PETROL ZENGİNLERİ ORDUYU DESTEKLEDİ

BAE’nin Sudan ordusu ile kurduğu dostane yakınlığını gösteren bolca bilgi-belge mevcut. Sudan ordusu BAE için savaşmak üzere Yemen’e 40 bin asker göndermişti. Suudi ve Emirlik ittifakı Yemen’de insani felakete yol açtığı alenen ortaya çıkan savaşı sürdürmeyi, ülkeyi demokrasiye teslim etmeye tercih ediyor.

Petrol zengini otokrat devletler, Sudan’ın demokrasi umutlarını söndürmeyi başaramasalar da, Sudan ordusunun süreci tıkamasına katkıda bulundukları inkar edilemez. Yaratılan görüntüye rağmen Sudan’ın fiili devlet başkanının Abdülfettah Abdurrahman el-Burhan olduğu ise herkesin bildiği bir sır.
El-Burhan’ın darbesi, Mısır’daki darbeci arkadaşı Sisi tarafından eksiksiz destek gördü. BAE ise, Mısır’a karşı daha ‘nüanslı’ görünmeyi tercih ediyor. Sudan’da mevcut düzeni sürdürürken, sivil demokrasinin taleplerine engel olmaya çalışıyor ve Burhan’ın diktatör koltuğunu savunmak için çabalıyor. Süreci yakından izleyenler, Hamduk’un başbakan koltuğunda kalması, buna karşın Burhan’a sınırsız yetkiler verilmesi ve bakanlar kuruluna yandaşlarının doldurulması konusunda anlaşmaya varıldığını söylüyorlar.

BIDEN BÖLGEYİ KÖRFEZ ÜLKELERİNE TESLİM ETTİ

Peki, ABD bu resmin neresinde yer alıyor?
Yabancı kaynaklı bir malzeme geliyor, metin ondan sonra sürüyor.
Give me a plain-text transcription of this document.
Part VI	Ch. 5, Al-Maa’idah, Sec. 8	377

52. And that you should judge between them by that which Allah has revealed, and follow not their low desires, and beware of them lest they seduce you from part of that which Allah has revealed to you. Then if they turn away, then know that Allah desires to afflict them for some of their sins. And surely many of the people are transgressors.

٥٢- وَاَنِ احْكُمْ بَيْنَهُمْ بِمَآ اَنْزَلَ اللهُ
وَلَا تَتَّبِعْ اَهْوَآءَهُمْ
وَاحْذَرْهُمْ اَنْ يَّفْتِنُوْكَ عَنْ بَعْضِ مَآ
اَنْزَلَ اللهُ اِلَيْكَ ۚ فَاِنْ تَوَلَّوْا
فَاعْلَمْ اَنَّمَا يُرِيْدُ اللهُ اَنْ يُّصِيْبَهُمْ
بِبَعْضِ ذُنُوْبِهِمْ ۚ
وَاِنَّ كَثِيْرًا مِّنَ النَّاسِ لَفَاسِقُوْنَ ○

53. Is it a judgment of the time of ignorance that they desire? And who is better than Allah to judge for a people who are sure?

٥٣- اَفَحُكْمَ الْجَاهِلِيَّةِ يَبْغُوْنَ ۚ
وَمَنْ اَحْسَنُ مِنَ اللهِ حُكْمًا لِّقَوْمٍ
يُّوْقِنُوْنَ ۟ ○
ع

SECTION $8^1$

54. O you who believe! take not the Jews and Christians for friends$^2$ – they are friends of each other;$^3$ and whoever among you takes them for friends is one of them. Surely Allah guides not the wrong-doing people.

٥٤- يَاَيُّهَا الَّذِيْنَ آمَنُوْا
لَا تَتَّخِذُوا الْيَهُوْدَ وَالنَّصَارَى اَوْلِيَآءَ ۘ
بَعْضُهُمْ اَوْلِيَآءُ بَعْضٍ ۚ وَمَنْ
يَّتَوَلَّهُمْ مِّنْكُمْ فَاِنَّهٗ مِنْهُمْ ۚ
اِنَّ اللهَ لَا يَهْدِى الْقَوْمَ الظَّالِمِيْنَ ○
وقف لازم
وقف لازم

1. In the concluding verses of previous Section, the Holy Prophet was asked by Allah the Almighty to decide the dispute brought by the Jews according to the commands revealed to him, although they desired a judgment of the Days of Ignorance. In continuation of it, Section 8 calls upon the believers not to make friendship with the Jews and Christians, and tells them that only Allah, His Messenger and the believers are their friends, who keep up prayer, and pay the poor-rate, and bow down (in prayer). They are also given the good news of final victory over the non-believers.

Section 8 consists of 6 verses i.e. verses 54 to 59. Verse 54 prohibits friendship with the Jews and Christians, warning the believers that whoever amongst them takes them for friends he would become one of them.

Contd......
Manidar yokluğu dikkate değer. Sudan ordusu bu seferki darbe öncesinde ‘üst düzey diplomatik kanallar’ vasıtasıyla ABD’ye haber vermedi. Bazı uzmanlar bunu ABD’nin dış politikada zayıflayan pozisyonunun alameti olarak yorumlayabilir. Fakat asıl sormamız gereken şu; Biden yönetiminin neden umurunda olsun ki?

Biden, insan hakları ve demokrasi için tüm dünyaya yeni bir dönem vaat ederek iktidara geldi. Sözde ‘aydınlık’ politikasını, Trump döneminin ‘karanlığı’ ile kıyas ederek sundu. Neticede Biden, bölgeyi BAE ve Suudi müttefiklerinin yönetimine teslim etmekten mutlu. Trump’ın ‘karanlığı’ ve onun illiberal benzerliği ile bariz ‘aydınlığı’, ancak gerçek şu ki Biden, BAE ve Suudi’nin bölgeyi yönetmesine izin vermekten selefi kadar mutlu oldu.
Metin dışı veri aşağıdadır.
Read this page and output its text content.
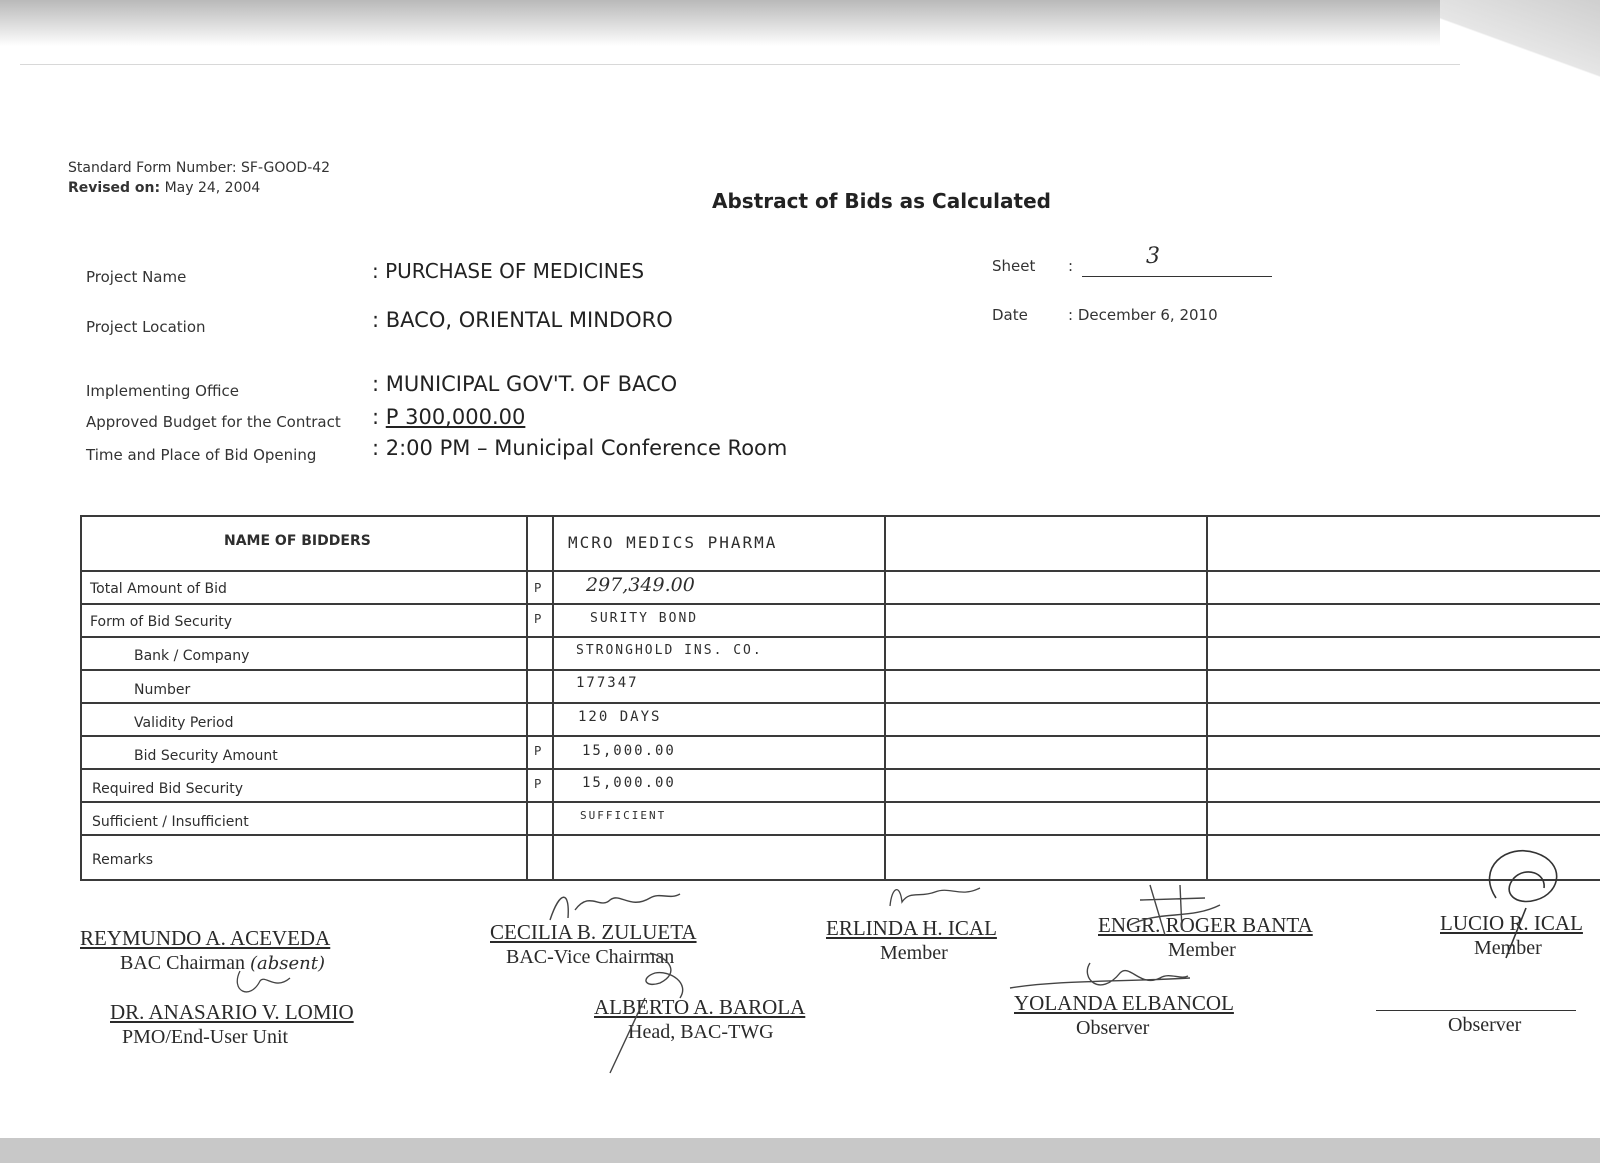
Standard Form Number: SF-GOOD-42
Revised on: May 24, 2004
Abstract of Bids as Calculated
Project Name	: PURCHASE OF MEDICINES
Project Location	: BACO, ORIENTAL MINDORO
Implementing Office	: MUNICIPAL GOV'T. OF BACO
Approved Budget for the Contract : P 300,000.00
Time and Place of Bid Opening	: 2:00 PM – Municipal Conference Room
Sheet :	3
Date	: December 6, 2010
NAME OF BIDDERS	MCRO MEDICS PHARMA
Total Amount of Bid	P 297,349.00
Form of Bid Security	P	SURITY BOND
Bank / Company	STRONGHOLD INS. CO.
Number	177347
Validity Period	120 DAYS
Bid Security Amount	P	15,000.00
Required Bid Security	P	15,000.00
Sufficient / Insufficient	SUFFICIENT
Remarks
REYMUNDO A. ACEVEDA
BAC Chairman (absent)
CECILIA B. ZULUETA
BAC-Vice Chairman
ERLINDA H. ICAL
Member
ENGR. ROGER BANTA
Member
LUCIO R. ICAL
Member
DR. ANASARIO V. LOMIO
PMO/End-User Unit
ALBERTO A. BAROLA
Head, BAC-TWG
YOLANDA ELBANCOL
Observer	Observer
DEMOKRASİ ARAYIŞLARI WASHINGTON’A TEHDİT

ABD’nin iyi niyetini okumaya hevesli olanlar darbe sonrasında askıya alınan 700 milyon dolarlık yardımı örnek gösterebilirler. Fakat Hamduk’un tekrar planın bir parçası yapılmasındaki amaç da tam olarak buydu. Mevcut rejim Hamduk’u bir ‘kukla’ olarak muhafaza ettikçe, ABD’nin finansal yardım kanallarını tekrardan açması mümkün olacak.

Askeri rejim bu yardımları ‘Hamduk vasıtasıyla’ alacak. Sudanlı Profesyoneller Birliği üyesi Samahir Mubarek’in söylediği üzere “ABD demokratik dönüşümü tek bir kişinin iktidara kalmasına indirgedi, bu yaklaşım askerin ekmeğine yağ sürüyor.”

Neticede ABD, alışılageldik ‘realist’ bakış açısıyla, Ortadoğu ve Kuzey Afrika’da demokrasinin filizlenmesini kendi çıkarlarına tehdit olarak algılıyor.
BAE’nin şekil vereceği yeni düzen ile Sudan’ın ekonomik sömürüye açılmasını, demokrasi karşıtı kleptokratlarca yönetilmesini, insan haklarının görmezden gelinmesini, BAE’nin İsrail ile normalleşme sürecinin desteklenmesini öngörüyorlar.